Signs you need more support
Before starting any fasting protocol, it’s worth reflecting on the following red flags. If any of these apply, professional guidance is strongly recommended:
- A history of disordered eating (even if mild or “under control”)
- Unresolved past or ongoing trauma
- Medications, especially psychiatric, hormonal, or blood pressure-related
- Autoimmune or thyroid conditions
- Symptoms like dizziness, anxiety, or severe fatigue
- Motivation driven by fear, shame, or body control
Fasting can touch every system in the body, metabolic, emotional, hormonal, and neurological. A skilled practitioner can help you interpret your responses, adjust protocols, and pause when necessary.

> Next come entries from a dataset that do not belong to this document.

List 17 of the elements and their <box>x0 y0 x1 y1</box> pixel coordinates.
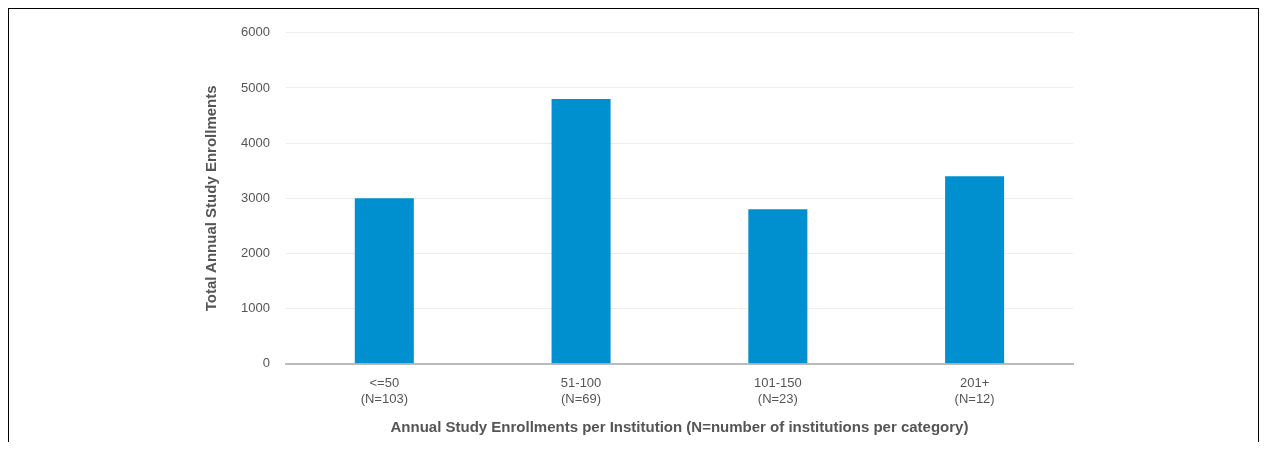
y-tick-label: 1000 <box>241 300 270 316</box>
y-tick-label: 0 <box>262 355 270 371</box>
y-tick-label: 5000 <box>241 79 270 95</box>
x-tick-label: 101-150 (N=23) <box>753 375 802 406</box>
x-tick-label: <=50 (N=103) <box>360 375 408 406</box>
y-tick-label: 3000 <box>241 189 270 205</box>
y-tick-label: 6000 <box>241 24 270 40</box>
bar <box>551 99 611 364</box>
x-axis-title: Annual Study Enrollments per Institution (N=number of institutions per category) <box>390 418 969 436</box>
bar <box>748 209 808 364</box>
x-tick-label: 51-100 (N=69) <box>560 375 602 406</box>
bar <box>354 198 414 364</box>
y-tick-label: 4000 <box>241 134 270 150</box>
bar <box>945 176 1005 364</box>
x-tick-label: 201+ (N=12) <box>954 375 995 406</box>
y-tick-label: 2000 <box>241 245 270 261</box>
y-axis-title: Total Annual Study Enrollments <box>202 85 220 312</box>
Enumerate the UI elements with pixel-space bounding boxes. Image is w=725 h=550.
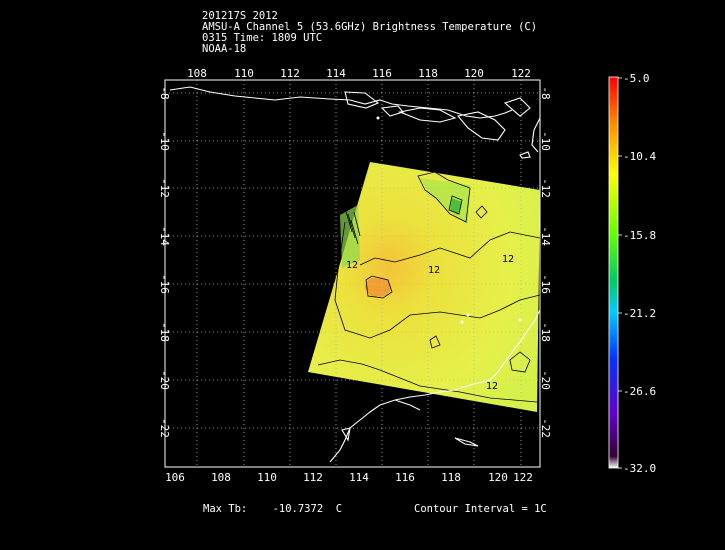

I always encourage clients to work alongside a therapist or doctor where appropriate. True healing is collaborative.
In conclusion, healing requires safety
Before you start your next fast, get clear on your intention. “What am I fasting from, and what am I truly seeking to heal?” Clarify your “why?”.
This is why working with a qualified practitioner, ideally in conjunction with a therapist or healthcare provider, isn’t just helpful, it’s essential. Your physical, emotional, and psychological readiness matter.
Fasting can absolutely be powerful. I’ve seen it improve insulin sensitivity, balance hormones, restore vitality, and support emotional release. But those outcomes are never the result of willpower alone or following a trend on social media.
They happen when the body feels safe enough to let go.
They happen when we approach fasting not with force, but with curiosity.
They happen when we stop chasing someone else’s timeline and begin honouring our own.
Because the future of healing isn’t one-size-fits-all. It’s personalised. It’s informed. And it’s done in partnership with your body, not at war with it.